The Desert Dusty Week
The whole idea of a day has all but ceased to exist. I mean you can still flip the calendar and look into the days of the future, but it doesn’t mean anything. Each day melts into the next, with no concept of itself. Like a prisoner of war conditioned to long bouts of torture, with their prospects of freedom and smiles all subject to the looking glass of past horizons or forever future afters. Days which use to hold immense emotion to each of us have faded past with a slide view.
Sunday with its rhythm of elegance, just idling along, like a plump summer’s dress. Delicately content in the eventual dance with the hips of its maker. Caressed by the idea that we don’t need her and she not need us. Sunday is anything as long as it’s not chosen.
On the contrary Monday bursts onto the weekly scene, faint sounds galloping round. You’d better hope you’ve readied yourself, pulled your socks up, sore yet sure and ready too straddle on. She gleams with perpetuated angst. Like a tyrant of the sweeping plains, she parades forward in an unstoppable notion of windswept oceans. When her alarm bells come ringing, you’d better hope you’re already singing, singing in tune, her tune, fingers flicking and eyes to the mind-bending sky.
Tuesday is a decompression of chambers and pearls. Ok I’m on the back of this great galloping working class horse. Now let’s take a look around and see what we can see, how endured is this weekly journey really going to be? You’re still early in the piece but you’re on and that’s the God damned short of it.
Wednesday breaks and you dust the sleep from your puffy, little eyes. It breaks to an almighty hump, a hump that’s grown onto your horses back. With air of a slight moan, she’s now a half-fledged camel with neck so strong and hoofs so wide. You’ve been transported to the sandy plains of North Africa as you gallop along with your half horse, half camel. She’s still got a mane so surely there must be some horse left in those veins. Her blue-blooded veins of weekly toil and glory. You spend all of Wednesday in a straight line, galloping the sands and waiting for the hump to vanish. It’s been a while, but reminiscent days tell you this hump knows only one day of the week.

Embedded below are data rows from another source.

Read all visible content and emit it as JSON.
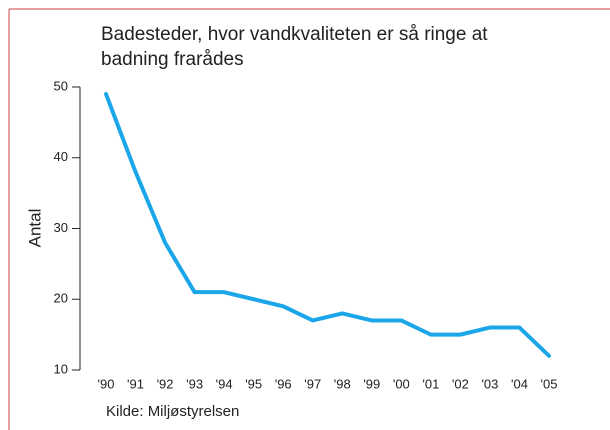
{
  "chart_data": {
    "type": "line",
    "title": "Badesteder, hvor vandkvaliteten er så ringe at badning frarådes",
    "y_label": "Antal",
    "source": "Kilde: Miljøstyrelsen",
    "categories": [
      "'90",
      "'91",
      "'92",
      "'93",
      "'94",
      "'95",
      "'96",
      "'97",
      "'98",
      "'99",
      "'00",
      "'01",
      "'02",
      "'03",
      "'04",
      "'05"
    ],
    "values": [
      49,
      38,
      28,
      21,
      21,
      20,
      19,
      17,
      18,
      17,
      17,
      15,
      15,
      16,
      16,
      12
    ],
    "color": "#1aa6e8",
    "ylim": [
      10,
      50
    ],
    "yticks": [
      10,
      20,
      30,
      40,
      50
    ]
  }
}
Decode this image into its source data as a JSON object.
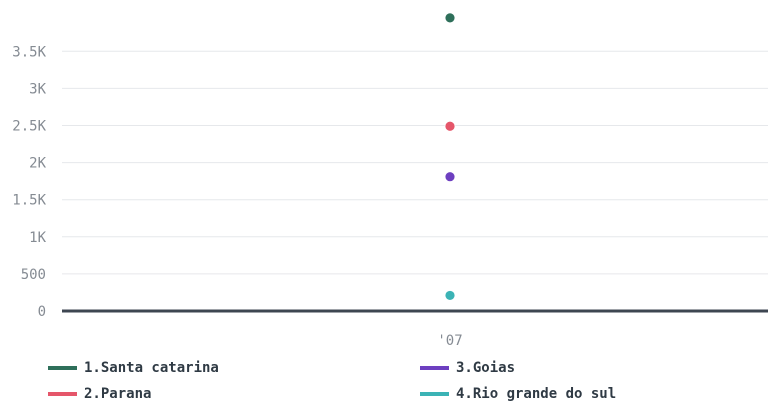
{
  "chart_data": {
    "type": "scatter",
    "title": "",
    "xlabel": "",
    "ylabel": "",
    "categories": [
      "'07"
    ],
    "ylim": [
      0,
      4000
    ],
    "yticks": [
      0,
      500,
      1000,
      1500,
      2000,
      2500,
      3000,
      3500
    ],
    "ytick_labels": [
      "0",
      "500",
      "1K",
      "1.5K",
      "2K",
      "2.5K",
      "3K",
      "3.5K"
    ],
    "grid": true,
    "legend_position": "bottom",
    "series": [
      {
        "name": "1.Santa catarina",
        "color": "#2e6f5a",
        "values": [
          3950
        ]
      },
      {
        "name": "2.Parana",
        "color": "#e5566a",
        "values": [
          2490
        ]
      },
      {
        "name": "3.Goias",
        "color": "#6d3fc0",
        "values": [
          1810
        ]
      },
      {
        "name": "4.Rio grande do sul",
        "color": "#3bb3b5",
        "values": [
          210
        ]
      }
    ]
  }
}
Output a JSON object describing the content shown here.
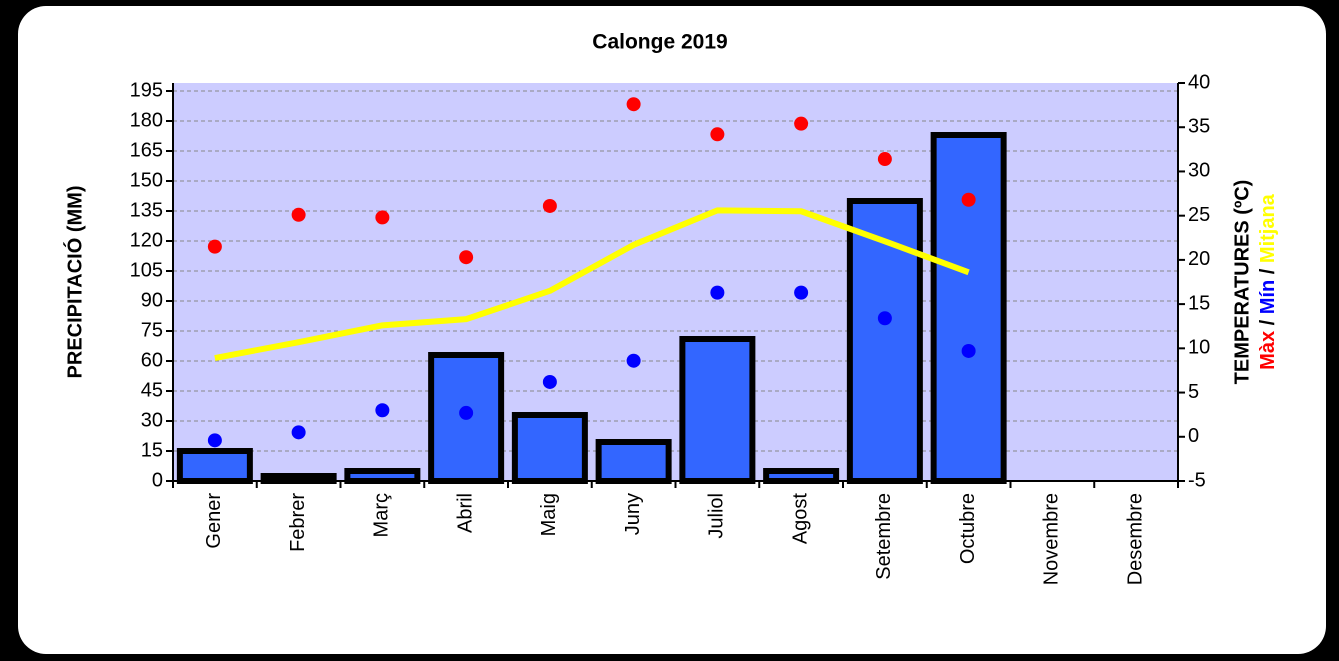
{
  "chart_data": {
    "type": "bar",
    "title": "Calonge 2019",
    "y_label": "PRECIPITACIÓ (MM)",
    "y2_label": "TEMPERATURES (ºC)",
    "y2_label_separator": "/",
    "categories": [
      "Gener",
      "Febrer",
      "Març",
      "Abril",
      "Maig",
      "Juny",
      "Juliol",
      "Agost",
      "Setembre",
      "Octubre",
      "Novembre",
      "Desembre"
    ],
    "series": [
      {
        "name": "PRECIPITACIÓ (MM)",
        "type": "bar",
        "color": "#3366ff",
        "values": [
          15,
          2.5,
          5,
          63,
          33,
          19.5,
          71,
          5,
          140,
          173,
          null,
          null
        ]
      },
      {
        "name": "Màx",
        "type": "scatter",
        "axis": "y2",
        "color": "#ff0000",
        "values": [
          21.5,
          25.1,
          24.8,
          20.3,
          26.1,
          37.6,
          34.2,
          35.4,
          31.4,
          26.8,
          null,
          null
        ]
      },
      {
        "name": "Mín",
        "type": "scatter",
        "axis": "y2",
        "color": "#0000ff",
        "values": [
          -0.4,
          0.5,
          3.0,
          2.7,
          6.2,
          8.6,
          16.3,
          16.3,
          13.4,
          9.7,
          null,
          null
        ]
      },
      {
        "name": "Mitjana",
        "type": "line",
        "axis": "y2",
        "color": "#ffff00",
        "values": [
          8.9,
          10.7,
          12.6,
          13.3,
          16.5,
          21.7,
          25.6,
          25.5,
          22.1,
          18.6,
          null,
          null
        ]
      }
    ],
    "ylim": [
      0,
      199
    ],
    "yticks": [
      0,
      15,
      30,
      45,
      60,
      75,
      90,
      105,
      120,
      135,
      150,
      165,
      180,
      195
    ],
    "y2lim": [
      -5,
      40
    ],
    "y2ticks": [
      -5,
      0,
      5,
      10,
      15,
      20,
      25,
      30,
      35,
      40
    ],
    "grid": true,
    "plot_background": "#ccccff"
  }
}
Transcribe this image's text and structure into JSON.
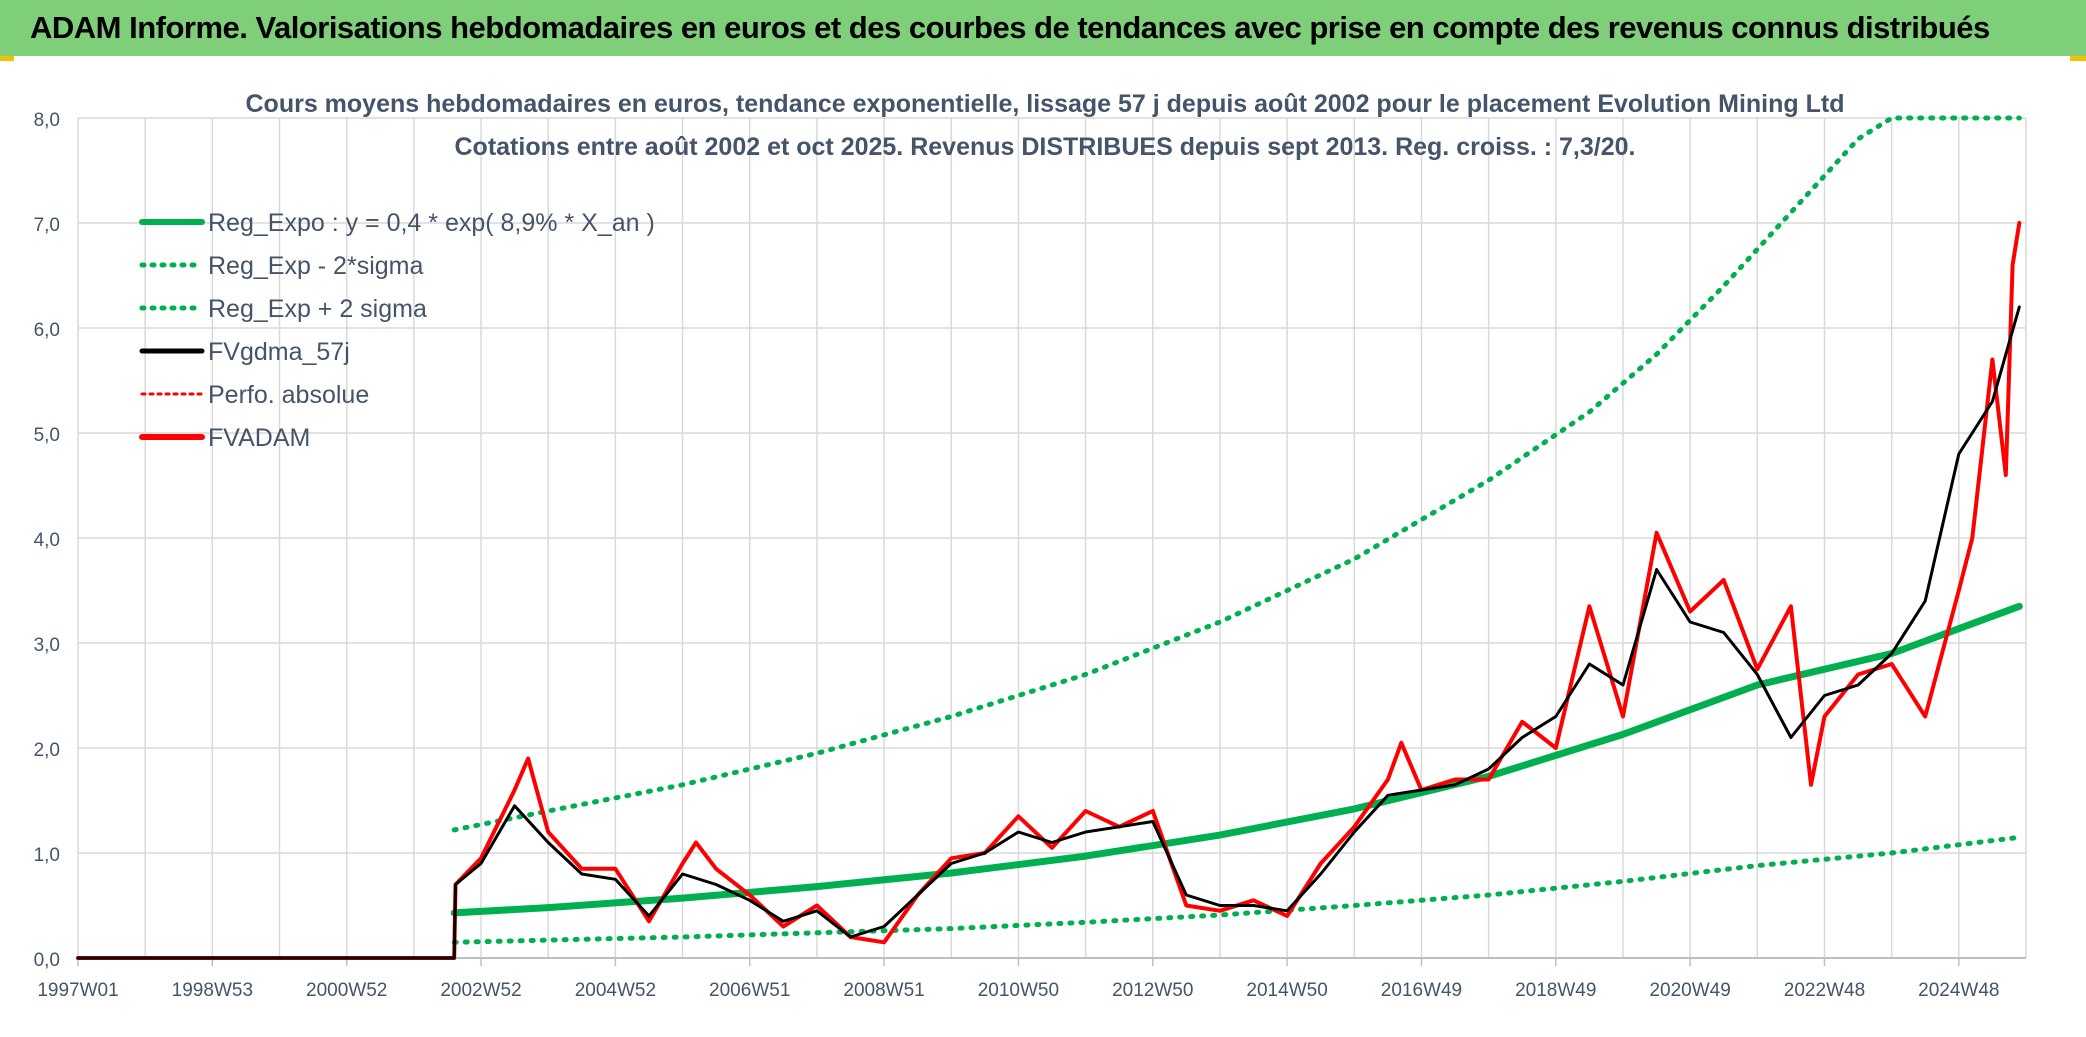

It’s a hard day but long enough it’s over and you’re waking again to the sights of sand and hills of sand, wind whipping off the curled tops and stinging your eyes as you look out to the horizon stacked upon other horizons and know your feeling the end. You can’t see it, of course not, but by and gone you can feel it calling out your name. It sounds like a dream, like Denzel Washington is ordering your command, but it’s through a piece of string and you’re not exactly sure what movie you’re in. But on you run, you have become the horse now, you start to become the week as you begin to own it. By owning yourself and your future wildly planned plans.
It’s now Friday and you start to see the oasis of the weekend in your final horizon. It’s starting to show its outline, with mojito shaped trees and huge, towering hammocks stretched out between them. Maybe I can hang out there on Sunday? The week thinks. You think. You start to skip as you run, it’s an automatic thing, like a soft child who burns with exulted fever the first time it sets chase to a bird, only to realise that birds fly and unfortunately it does not. Still the chase is all you and the little child need and before too long the oasis of Friday afternoon is starving for your energy. It needs the billions of weeks to run toward it, to layer on top of it so that it can exist within our social realms, our determined minds and succeed at being the apex oasis of the desert dusty week.
You arrive, shaking off the crusted dust of the week, witnessing the weekend jubilance already in full animalistic swing. other weeks are diving off of coconut trees, diving deep down in through the cascades and everglades of beer and wine, music echoing off the thick green walls of flesh and growth. All life being sustained by this imagined oasis is buzzing. Buzzing like a thousand juvenile bees getting back to their hive and Queen, flapping their invisible wings with enough force to deafen even the roundest of ears. We stay elevated above the desert for two glorious days of much needed freedom. It’s in this belief of oasis and desert that our rituals of the week are constructed on. We yearn for the oasis while starving ourselves through life in the desert. It’s a game of cat and mouse, this lopweighted pendulum of the week. The weighted side always chasing the freedom of the weekend, the times spent as leisurely as one can bare too dream in.
In this current climate of crisis, the oasis has vanished round the corner of time, bending back into the imagined reverie of our weeks. The desert has become our only playground and it’s begun to stretch out way beyond our perceived future. We are in the thick of these uncertain sands. They shift with the slightest breath of new winds, forming in ways only they know how. Ploughing forward through these dusty times, with cracked lips and sore feet is every human and their oppressed week. Forming hope and trust through the spiritual waves of belief. Swarming, swarming to form is all we’ve got left to righteously express in. We are the fate of us all. The oasis of freedom will return, and when it does, undoubtedly, it will thrive with even more elated flavour and incessant spark.